In the film, bulldozers continually rumble on the horizon, rolling toward the communities in an ominous overture. When they arrive and begin tearing apart homes in front of the families that live in them, a chaotic choreography ensues in which mothers, fathers, and children scramble to rescue a few belongings before all is lost. Watching as Laguna’s body rolled toward the UN, it seemed as if the police perceived her as a threat equal to those bulldozers. I wondered if they could still think of her that way if they had seen the film or had experienced a similar, dehumanizing action waged against them. Or perhaps they had, and the lack of rational proportion in their response could be blamed on cycles of trauma perpetuating themselves.
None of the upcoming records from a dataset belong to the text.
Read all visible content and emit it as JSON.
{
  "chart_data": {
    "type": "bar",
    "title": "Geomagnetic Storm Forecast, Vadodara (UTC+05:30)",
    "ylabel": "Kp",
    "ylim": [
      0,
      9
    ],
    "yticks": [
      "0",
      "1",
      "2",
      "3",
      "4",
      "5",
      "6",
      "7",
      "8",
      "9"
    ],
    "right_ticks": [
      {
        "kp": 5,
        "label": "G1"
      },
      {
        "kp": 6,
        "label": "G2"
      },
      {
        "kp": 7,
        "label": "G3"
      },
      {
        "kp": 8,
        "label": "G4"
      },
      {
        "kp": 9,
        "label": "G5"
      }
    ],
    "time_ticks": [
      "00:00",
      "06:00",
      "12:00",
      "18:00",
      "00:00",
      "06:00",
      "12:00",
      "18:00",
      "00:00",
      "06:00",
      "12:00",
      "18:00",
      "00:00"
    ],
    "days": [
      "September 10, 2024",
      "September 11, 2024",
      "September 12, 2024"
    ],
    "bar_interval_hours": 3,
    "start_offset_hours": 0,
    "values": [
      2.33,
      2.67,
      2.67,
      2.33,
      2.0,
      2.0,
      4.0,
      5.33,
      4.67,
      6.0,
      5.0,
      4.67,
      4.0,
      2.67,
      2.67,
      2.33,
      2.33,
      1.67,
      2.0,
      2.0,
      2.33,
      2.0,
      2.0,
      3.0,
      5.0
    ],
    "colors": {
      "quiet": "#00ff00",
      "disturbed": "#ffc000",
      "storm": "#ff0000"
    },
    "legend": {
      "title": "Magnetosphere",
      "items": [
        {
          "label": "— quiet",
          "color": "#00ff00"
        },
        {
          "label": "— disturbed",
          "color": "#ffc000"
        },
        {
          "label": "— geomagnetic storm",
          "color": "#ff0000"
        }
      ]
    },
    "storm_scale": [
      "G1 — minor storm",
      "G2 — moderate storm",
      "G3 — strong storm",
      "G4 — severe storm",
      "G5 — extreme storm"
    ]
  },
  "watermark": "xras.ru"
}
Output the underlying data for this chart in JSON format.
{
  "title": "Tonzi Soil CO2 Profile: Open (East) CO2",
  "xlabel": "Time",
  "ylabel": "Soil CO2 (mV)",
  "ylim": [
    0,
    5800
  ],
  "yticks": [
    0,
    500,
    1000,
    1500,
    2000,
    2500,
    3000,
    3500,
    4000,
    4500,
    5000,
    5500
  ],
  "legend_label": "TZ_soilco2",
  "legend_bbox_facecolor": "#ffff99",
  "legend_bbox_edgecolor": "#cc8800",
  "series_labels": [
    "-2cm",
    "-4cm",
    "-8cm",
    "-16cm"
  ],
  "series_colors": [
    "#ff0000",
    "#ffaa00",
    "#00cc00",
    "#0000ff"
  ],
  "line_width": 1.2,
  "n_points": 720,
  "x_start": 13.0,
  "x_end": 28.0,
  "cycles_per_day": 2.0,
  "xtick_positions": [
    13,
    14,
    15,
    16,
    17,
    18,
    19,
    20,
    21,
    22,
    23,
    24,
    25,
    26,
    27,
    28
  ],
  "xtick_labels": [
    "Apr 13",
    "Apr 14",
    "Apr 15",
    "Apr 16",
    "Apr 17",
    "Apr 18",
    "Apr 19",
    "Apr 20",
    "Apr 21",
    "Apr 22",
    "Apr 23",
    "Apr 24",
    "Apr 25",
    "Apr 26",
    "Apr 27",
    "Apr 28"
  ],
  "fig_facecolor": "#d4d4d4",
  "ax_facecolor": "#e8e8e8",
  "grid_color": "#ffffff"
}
Right now, so many dance artists are trying to combat the senseless violence and dissonance of this moment in time with the beauty inherent in our art form. Several times in the last six months, experiences of dance in the theater have buoyed me with their bold, artistic expressions of humanity and love and joy in the face of so much misanthropy and fear. I have been grateful for every one of them, including most recently the hair raising solos, “Immigrant” and “Revolt,” that Virginie Mécène recreated for Martha Graham Dance Company in April, with incisive performances from Xin Ying and Leslie Williams.
But in pushing outside the more comfortable constraints of the theater, and its often affluent, like-minded audience, “Rolling Piece,” took its embodied provocation out of the echo chamber and into lesser-known territory. Laguna’s audacity to put her body in the way of unchallenged authority and unquestioned order threw me a different kind of life vest that I am clinging to now: courage.
Given that the American president issued an executive order on policing last week, with the header, “STRENGTHENING AND UNLEASHING AMERICA’S LAW ENFORCEMENT TO PURSUE CRIMINALS AND PROTECT INNOCENT CITIZENS,” as well as this government’s record thus far for detaining, deporting, and otherwise seeking punitive harm to those protesting anything related to their agenda, Laguna’s performance has continued to speak to me.
In the end, no arrests were made during “Rolling Piece.” Instead, the police gave Laguna a warning after which she graciously thanked them, presumably for playing the unwitting part of “authority intervention,” in her work.
In her own words: “I got up. I walked down to the last flag, the Palestinian flag, and stated the credits of the performers and crew, and Lieutenant Gonzalez.”